Review

"STEREO” einer von David Cronenbergs frühen, äußerst Experimentellen Kurzfilmen. “Stereo” wurde komplett in Schwarzweiß auf 35mm gefilmt. Der Film hat keinerlei Synchronisation oder Musikunterstreichung, was das Betrachten etwas anstrengend gestaltet.
Einziger Richtungsweiser in “Stereo” ist eine Erzählstimme, die stets aus dem “Off” ertönt und das Geschehen im Film dokumentiert, garniert mit einer Unzahl von medizinischen Fachbegriffen, wird die Erzählstruktur dadurch nicht unbedingt erleichtert.
Auf der anderen Seite kann man das unterkühlt-düstere und stimmige Ambiente genießen, hervorgerufen durch ein Universitätsgebäude das die unverkennbare kalte, konstruktivistische Betonbauweise der sechziger Jahre repräsentiert und die technisch/emotionslose Darbietung des Films wesentlich prägt.

Stereo spielt in der Zukunft, wann genau erfährt man nicht.

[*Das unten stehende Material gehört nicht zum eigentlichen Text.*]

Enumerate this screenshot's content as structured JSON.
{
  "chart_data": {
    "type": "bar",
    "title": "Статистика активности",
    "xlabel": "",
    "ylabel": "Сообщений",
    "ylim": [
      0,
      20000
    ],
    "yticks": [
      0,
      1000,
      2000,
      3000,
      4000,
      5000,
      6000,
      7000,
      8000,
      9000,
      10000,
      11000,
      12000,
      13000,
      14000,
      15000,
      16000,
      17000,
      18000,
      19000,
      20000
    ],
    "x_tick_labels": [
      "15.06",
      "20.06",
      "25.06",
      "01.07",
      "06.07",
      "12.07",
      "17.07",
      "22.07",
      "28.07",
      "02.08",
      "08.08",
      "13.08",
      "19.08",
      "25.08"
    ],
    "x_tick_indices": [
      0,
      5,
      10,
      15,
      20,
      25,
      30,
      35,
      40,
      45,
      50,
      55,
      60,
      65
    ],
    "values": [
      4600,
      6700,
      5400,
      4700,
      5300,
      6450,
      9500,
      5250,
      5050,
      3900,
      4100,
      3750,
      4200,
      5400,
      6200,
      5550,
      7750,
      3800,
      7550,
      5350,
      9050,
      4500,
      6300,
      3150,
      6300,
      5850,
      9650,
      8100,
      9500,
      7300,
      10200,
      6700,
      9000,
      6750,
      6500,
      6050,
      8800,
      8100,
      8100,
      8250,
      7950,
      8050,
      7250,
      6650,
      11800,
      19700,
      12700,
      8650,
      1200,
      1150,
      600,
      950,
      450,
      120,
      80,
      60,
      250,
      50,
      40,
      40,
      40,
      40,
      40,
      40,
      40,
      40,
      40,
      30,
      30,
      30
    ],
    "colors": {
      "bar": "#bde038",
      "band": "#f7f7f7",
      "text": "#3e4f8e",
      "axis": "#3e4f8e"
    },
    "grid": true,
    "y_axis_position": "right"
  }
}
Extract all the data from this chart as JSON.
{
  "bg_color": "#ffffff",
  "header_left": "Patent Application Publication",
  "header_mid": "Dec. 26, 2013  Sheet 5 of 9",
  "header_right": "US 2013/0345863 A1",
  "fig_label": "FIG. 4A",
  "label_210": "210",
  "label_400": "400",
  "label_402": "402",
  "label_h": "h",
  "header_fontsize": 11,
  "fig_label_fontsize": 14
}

Schauplatz der Handlung ist die “Canadian Academy for Erotic Inquiry”, hier trifft ein junger Mann ein (Ronald Mlodzik - eingeflogen per Helikopter, mit Spazierstock und in ein langes Cape gekleidet, erinnert er an einen Adligen des 19. Jahrhunderts).
Der junge Mann (Ronald Mlodzik) wird - im Institut angekommen, von einem der Teilnehmer in sein zukünftiges Zimmer geführt und in den Tagesablauf eingeführt. Die Einheitskleidung die den Teilnehmern gegeben wird, besteht aus einer mittelalterlich inspirierten Tunika (was im starken Kontrast zu dem modernen, futuristischen Ambiente der Gebäude steht). Insgesamt sieben freiwillige Personen unterziehen sich dort - in isolierter Abgeschiedenheit, einer neuartigen Therapie von Dr. Luther Springfellow. Ziel der Therapie ist es das Sprachzentrum im menschlichen Gehirn zu eliminieren und Telepathie zu fördern.
In den ersten Tagen wird noch miteinander kommuniziert, Erkundungsbesichtigungen im Institut unternommen und gemeinsam in den Zimmern Tee getrunken. Bald darauf werden erste sexuelle Annäherungen unternommen.
Nach den ersten gemeinsamen Sitzungen, werden die Teilnehmer für die nächste Stufe der Therapie voneinander getrennt.
Die einzelnen Teilnehmer der Therapie verhalten sich immer merkwürdiger, anscheinend führt die Therapie - sowie die Isolation und Abgeschiedenheit, zu starken Spannungen und einem verkümmerten Sozialverhalten.
Die Isolation der einzelnen Personen, sowie das starke unterdrücken von menschlichen verhalten und dem Verlust von Kommunikation, führt immer häufiger zu Eskalationen. Gewalt, Aggressionen und Selbstmord bestimmen bald den Tagesablauf.

Bizarre, surreale Szenen und Vorgänge durchziehen den ganzen Film. In kalten bedrückenden Bildern wird “Stereo” präsentiert. Die Darsteller werden in linearer Geradlinigkeit in die kalte, monumentale Architektur des Institutes eingebunden.
Die Kameraführung ist streng, sachlich und gerade deswegen sehr ästhetisch. “Stereo” bietet des öfteren meditative, tranceartige Sequenzen welche durch minutenlange Stille verstärkt werden.

Welche Aussage hinter “Stereo” steckt, oder was David Cronenberg dem Zuschauer mittzuteilen versucht, ist nur sehr schwer zu sagen und lässt sich wahrscheinlich stundenlang interpretieren und diskutieren.

Sind die späteren Filme Cronenbergs oftmals speziell - nicht immer für ein Massenpublikum zugänglich, mit einem eigenständigen, merkwürdigen Charme versehen, so beweist “Stereo” das es noch wesentlich subtiler und verstörender in David Cronenbergs filmischen Kuriositätenkabinett zugehen kann.

Wer etwas mit David Cronenberg anfangen kann und experimentellen, unterkühlt- surrealen Filmen aufgeschlossen gegenübersteht, ist mit “Stereo” nicht am schlechtesten beraten.